Pašti, I. A., Gavrilov, N. M., Dobrota, A. S., Momčilović, M. Z., Stojmenović, M. D., Topalov, A. A., et al. (2015). The Effects of a Low-Level Boron, Phosphorus, and Nitrogen Doping on the Oxygen Reduction Activity of Ordered Mesoporous Carbons. Electrocatalysis, 6(6), 498-511. doi:10.1007/s12678-015-0271-0.

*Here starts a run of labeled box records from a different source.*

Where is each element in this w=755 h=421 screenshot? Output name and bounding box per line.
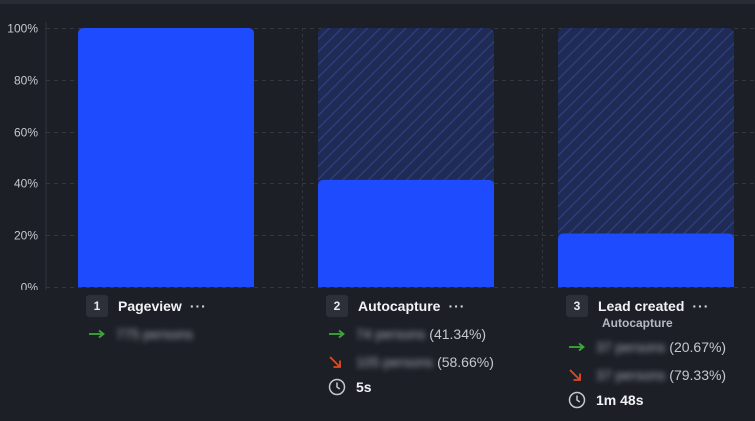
step-3-duration: 1m 48s	[596, 392, 644, 408]
arrow-right-icon	[328, 327, 348, 341]
step-2-dropped-row[interactable]: 105 persons (58.66%)	[328, 354, 494, 370]
step-1-more-button[interactable]: ···	[189, 298, 207, 314]
step-2-dropped-persons[interactable]: 105 persons	[356, 354, 434, 370]
y-tick-label: 20%	[14, 229, 38, 243]
step-2-number: 2	[326, 295, 348, 317]
step-1-converted-row[interactable]: 775 persons	[88, 326, 197, 342]
step-2-dropped-percent: (58.66%)	[437, 354, 494, 370]
step-3-subtitle: Autocapture	[602, 316, 673, 330]
step-3-more-button[interactable]: ···	[692, 298, 710, 314]
bar-pageview[interactable]	[78, 28, 254, 287]
bar-remainder	[558, 28, 734, 287]
step-3: 3 Lead created ··· Autocapture 37 person…	[558, 290, 755, 421]
step-2-header: 2 Autocapture ···	[326, 295, 465, 317]
step-2-more-button[interactable]: ···	[448, 298, 466, 314]
step-3-name: Lead created	[598, 298, 685, 314]
step-2-duration: 5s	[356, 379, 372, 395]
arrow-down-right-icon	[328, 355, 348, 369]
step-2-name: Autocapture	[358, 298, 441, 314]
step-3-dropped-row[interactable]: 37 persons (79.33%)	[568, 367, 726, 383]
step-2-converted-row[interactable]: 74 persons (41.34%)	[328, 326, 486, 342]
step-1-converted-persons[interactable]: 775 persons	[116, 326, 194, 342]
bar-lead-created[interactable]	[558, 233, 734, 287]
step-2-converted-percent: (41.34%)	[429, 326, 487, 342]
step-3-converted-row[interactable]: 37 persons (20.67%)	[568, 339, 726, 355]
step-1-name: Pageview	[118, 298, 182, 314]
step-1-header: 1 Pageview ···	[86, 295, 207, 317]
y-tick-label: 100%	[7, 22, 38, 36]
step-3-duration-row: 1m 48s	[568, 391, 644, 409]
y-tick-label: 60%	[14, 126, 38, 140]
step-2: 2 Autocapture ··· 74 persons (41.34%) 10…	[318, 290, 558, 421]
step-3-number: 3	[566, 295, 588, 317]
step-3-converted-percent: (20.67%)	[669, 339, 727, 355]
step-3-header: 3 Lead created ···	[566, 295, 709, 317]
step-1-number: 1	[86, 295, 108, 317]
step-2-converted-persons[interactable]: 74 persons	[356, 326, 426, 342]
step-1: 1 Pageview ··· 775 persons	[78, 290, 318, 421]
step-3-converted-persons[interactable]: 37 persons	[596, 339, 666, 355]
arrow-right-icon	[88, 327, 108, 341]
arrow-right-icon	[568, 340, 588, 354]
arrow-down-right-icon	[568, 368, 588, 382]
clock-icon	[328, 378, 348, 396]
y-tick-label: 80%	[14, 74, 38, 88]
step-2-duration-row: 5s	[328, 378, 372, 396]
top-border	[0, 0, 755, 4]
funnel-steps: 1 Pageview ··· 775 persons 2 Autocapture…	[0, 290, 755, 421]
step-3-dropped-percent: (79.33%)	[669, 367, 727, 383]
bar-autocapture[interactable]	[318, 179, 494, 287]
clock-icon	[568, 391, 588, 409]
y-tick-label: 0%	[21, 281, 39, 291]
y-tick-label: 40%	[14, 177, 38, 191]
step-3-dropped-persons[interactable]: 37 persons	[596, 367, 666, 383]
funnel-chart: 0% 20% 40% 60% 80% 100%	[7, 22, 755, 291]
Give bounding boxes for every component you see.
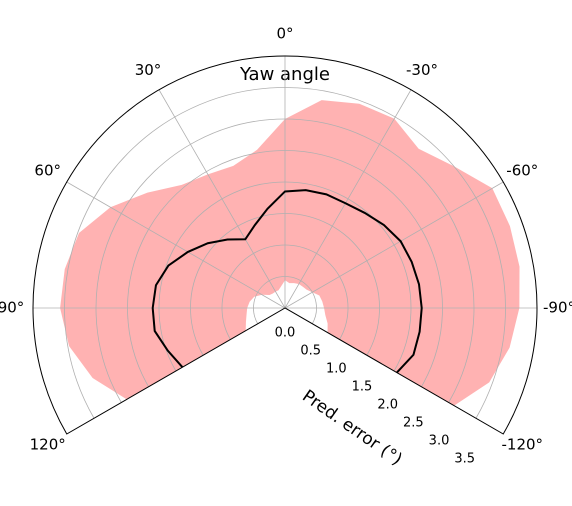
r-tick-label: 1.5 <box>352 379 373 394</box>
angular-grid-line <box>284 181 504 309</box>
polar-frame <box>32 55 538 435</box>
angular-grid-line <box>284 89 412 309</box>
r-tick-label: 0.5 <box>300 343 321 358</box>
theta-tick-label: 90° <box>0 299 24 317</box>
chart-title: Yaw angle <box>239 64 330 85</box>
theta-tick-label: -30° <box>406 61 438 79</box>
r-tick-label: 3.5 <box>454 451 475 466</box>
theta-tick-label: -90° <box>543 299 572 317</box>
mean-line <box>151 189 423 374</box>
theta-tick-label: 120° <box>30 436 66 454</box>
angular-grid-line <box>66 181 286 309</box>
r-tick-label: 1.0 <box>326 361 347 376</box>
error-band <box>60 100 520 406</box>
angular-grid-line <box>158 89 286 309</box>
theta-tick-label: -120° <box>502 436 544 454</box>
theta-tick-label: 60° <box>34 162 61 180</box>
theta-tick-label: 30° <box>135 61 162 79</box>
r-tick-label: 2.0 <box>377 397 398 412</box>
r-tick-label: 0.0 <box>275 326 296 341</box>
theta-tick-label: 0° <box>276 25 293 43</box>
r-tick-label: 2.5 <box>403 415 424 430</box>
r-tick-label: 3.0 <box>429 433 450 448</box>
theta-tick-label: -60° <box>506 162 538 180</box>
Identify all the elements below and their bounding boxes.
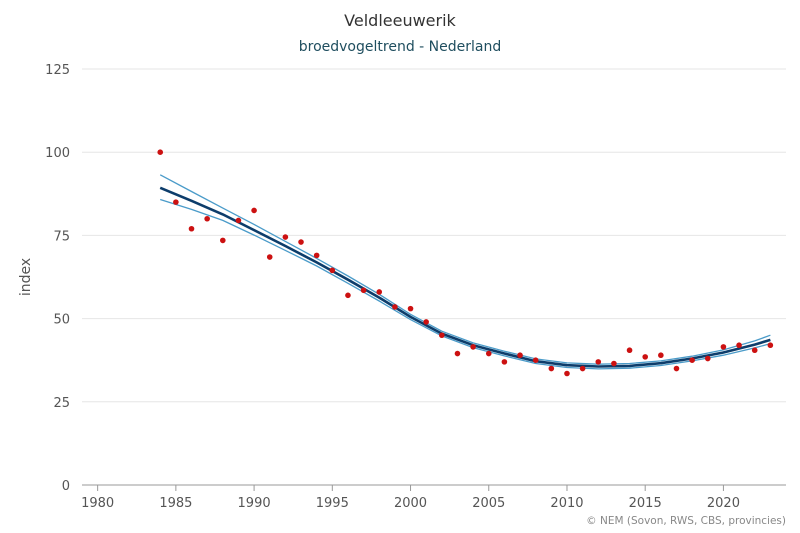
- data-point-1997[interactable]: [360, 287, 367, 294]
- data-point-2015[interactable]: [642, 354, 648, 360]
- credits: © NEM (Sovon, RWS, CBS, provincies): [586, 515, 786, 527]
- data-point-2017[interactable]: [673, 365, 680, 372]
- data-point-1984[interactable]: [157, 149, 164, 155]
- data-point-2010[interactable]: [564, 370, 570, 377]
- data-point-2021[interactable]: [736, 342, 742, 349]
- x-tick-label: 2005: [472, 496, 505, 511]
- x-axis: 1980 1985 1990 1995 2000 2005 2010 2015 2020: [81, 485, 740, 511]
- x-tick-label: 2000: [394, 496, 427, 511]
- y-axis-title: index: [18, 258, 34, 296]
- chart-subtitle: broedvogeltrend - Nederland: [299, 39, 501, 55]
- y-tick-label: 75: [53, 229, 70, 244]
- data-point-2008[interactable]: [532, 357, 539, 364]
- chart-title: Veldleeuwerik: [344, 11, 456, 30]
- data-point-2001[interactable]: [423, 319, 429, 325]
- data-point-2005[interactable]: [485, 350, 492, 357]
- data-point-1990[interactable]: [251, 207, 257, 214]
- data-point-1999[interactable]: [392, 304, 398, 310]
- x-tick-label: 2010: [550, 496, 583, 511]
- y-axis: 0 25 50 75 100 125: [45, 63, 70, 494]
- data-point-1985[interactable]: [173, 199, 179, 205]
- confidence-band: [159, 174, 771, 370]
- data-point-2006[interactable]: [501, 359, 508, 365]
- data-point-2014[interactable]: [626, 347, 633, 354]
- data-point-2003[interactable]: [454, 350, 461, 357]
- data-point-1993[interactable]: [298, 239, 304, 245]
- data-point-1995[interactable]: [329, 267, 336, 274]
- x-tick-label: 1985: [159, 496, 192, 511]
- x-tick-label: 1990: [238, 496, 271, 511]
- y-tick-label: 25: [53, 396, 70, 411]
- data-point-2018[interactable]: [689, 357, 695, 364]
- y-tick-label: 100: [45, 146, 70, 161]
- data-point-2007[interactable]: [517, 352, 523, 359]
- data-point-1992[interactable]: [282, 234, 289, 240]
- x-tick-label: 1980: [81, 496, 114, 511]
- data-point-1994[interactable]: [313, 252, 320, 259]
- data-point-2012[interactable]: [595, 359, 602, 365]
- data-point-1996[interactable]: [345, 292, 351, 299]
- x-tick-label: 2020: [707, 496, 740, 511]
- x-tick-label: 2015: [629, 496, 662, 511]
- data-point-1986[interactable]: [188, 225, 195, 232]
- y-tick-label: 0: [62, 479, 70, 494]
- data-point-2004[interactable]: [470, 344, 476, 350]
- y-tick-label: 125: [45, 63, 70, 78]
- data-point-2019[interactable]: [704, 355, 711, 362]
- data-point-2013[interactable]: [611, 360, 617, 367]
- data-point-1987[interactable]: [204, 215, 210, 222]
- data-point-1991[interactable]: [266, 254, 273, 260]
- data-point-2000[interactable]: [407, 305, 414, 312]
- gridlines: [82, 68, 786, 403]
- upper-confidence-line: [159, 174, 771, 365]
- data-point-2011[interactable]: [579, 365, 586, 372]
- data-point-2023[interactable]: [767, 342, 774, 349]
- data-point-2022[interactable]: [751, 347, 758, 354]
- data-point-1998[interactable]: [376, 289, 383, 295]
- data-point-2009[interactable]: [548, 365, 555, 372]
- index-points: [157, 149, 774, 377]
- x-tick-label: 1995: [316, 496, 349, 511]
- data-point-2016[interactable]: [658, 352, 664, 359]
- data-point-2020[interactable]: [720, 344, 727, 350]
- y-tick-label: 50: [53, 313, 70, 328]
- data-point-1989[interactable]: [235, 217, 242, 224]
- data-point-1988[interactable]: [220, 237, 226, 244]
- data-point-2002[interactable]: [439, 332, 445, 339]
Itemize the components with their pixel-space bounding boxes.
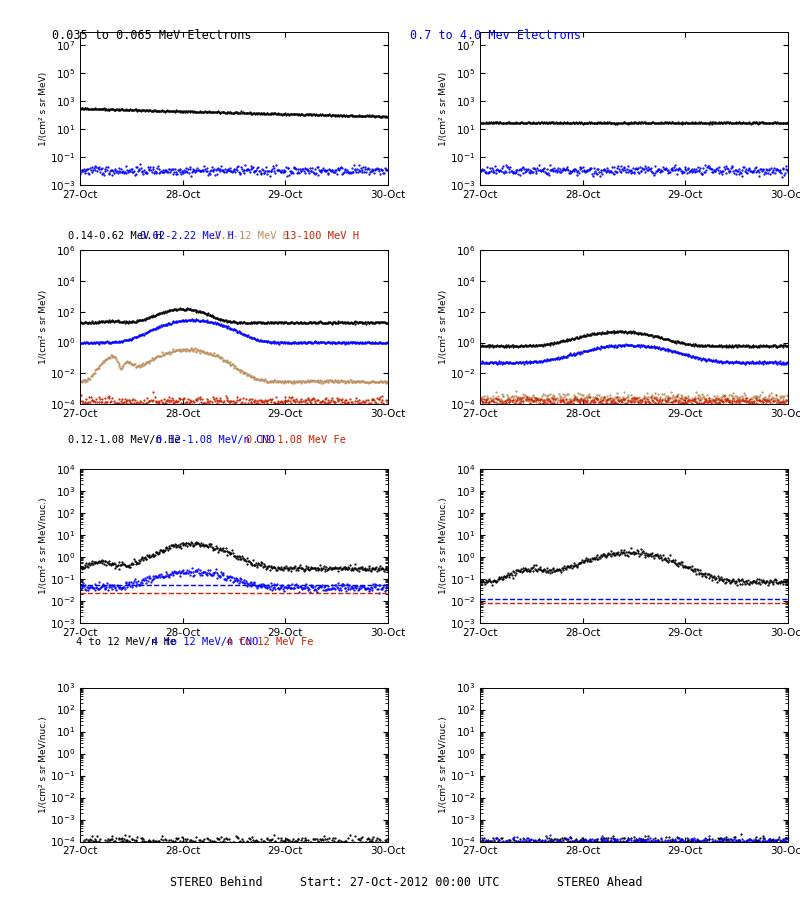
Y-axis label: 1/(cm² s sr MeV): 1/(cm² s sr MeV): [39, 71, 48, 146]
Text: 4 to 12 MeV Fe: 4 to 12 MeV Fe: [226, 637, 314, 647]
Text: 0.12-1.08 MeV/n CNO: 0.12-1.08 MeV/n CNO: [156, 435, 274, 445]
Y-axis label: 1/(cm² s sr MeV): 1/(cm² s sr MeV): [439, 290, 448, 364]
Text: 2.2-12 MeV H: 2.2-12 MeV H: [214, 231, 290, 241]
Y-axis label: 1/(cm² s sr MeV): 1/(cm² s sr MeV): [39, 290, 48, 364]
Text: Start: 27-Oct-2012 00:00 UTC: Start: 27-Oct-2012 00:00 UTC: [300, 877, 500, 889]
Y-axis label: 1/(cm² s sr MeV/nuc.): 1/(cm² s sr MeV/nuc.): [439, 716, 448, 813]
Text: 0.12-1.08 MeV/n He: 0.12-1.08 MeV/n He: [68, 435, 181, 445]
Text: STEREO Behind: STEREO Behind: [170, 877, 262, 889]
Text: 0.7 to 4.0 Mev Electrons: 0.7 to 4.0 Mev Electrons: [410, 29, 582, 41]
Text: 0.62-2.22 MeV H: 0.62-2.22 MeV H: [140, 231, 234, 241]
Text: 4 to 12 MeV/n He: 4 to 12 MeV/n He: [76, 637, 176, 647]
Y-axis label: 1/(cm² s sr MeV/nuc.): 1/(cm² s sr MeV/nuc.): [39, 716, 48, 813]
Text: 0.035 to 0.065 MeV Electrons: 0.035 to 0.065 MeV Electrons: [52, 29, 252, 41]
Text: 4 to 12 MeV/n CNO: 4 to 12 MeV/n CNO: [152, 637, 258, 647]
Text: 13-100 MeV H: 13-100 MeV H: [284, 231, 359, 241]
Y-axis label: 1/(cm² s sr MeV): 1/(cm² s sr MeV): [439, 71, 449, 146]
Text: STEREO Ahead: STEREO Ahead: [558, 877, 642, 889]
Y-axis label: 1/(cm² s sr MeV/nuc.): 1/(cm² s sr MeV/nuc.): [439, 498, 449, 594]
Text: 0.14-0.62 MeV H: 0.14-0.62 MeV H: [68, 231, 162, 241]
Y-axis label: 1/(cm² s sr MeV/nuc.): 1/(cm² s sr MeV/nuc.): [39, 498, 48, 594]
Text: 0.12-1.08 MeV Fe: 0.12-1.08 MeV Fe: [246, 435, 346, 445]
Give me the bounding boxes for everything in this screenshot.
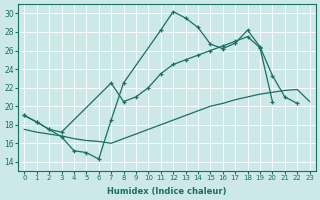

Cite as: https://hdl.handle.net/11858/00-001M-0000-002A-552A-0
Abstract
In order to elucidate the role of B, N, and P dopants in carbon materials on the kinetics of oxygen reduction reaction (ORR) and to provide a fair comparison of the effects of each dopant, a series of ordered mesoporous carbons (OMCs) with low concentration of heteroatoms (< 1 at%) has been prepared. Doped OMCs were characterized using X-ray photoelectron spectroscopy (XPS), inductively coupled plasma optical emission spectroscopy (ICP-OES), Raman spectroscopy, X-ray powder diffraction (XRD), and N-2 physisorption measurements. Comparative study of the ORR activity of these materials in alkaline solution was performed using rotating disk electrode voltammetry. The experiments evidenced that, compared to non-doped OMC, charge transfer kinetics was improved independently on the nature of the heteroatom. The decrease of the ORR overvoltage and the increase of the mass activity upon doping are similar for B and P and less prominent for N. On the other hand, OMCs doped with low levels of B and N were found to be selective for O-2 reduction to peroxide, while for P-doped OMCs, the apparent number of electrons consumed per O-2 molecule was up to 3.1. Experimental measurements were complemented by density functional theory (DFT) calculations.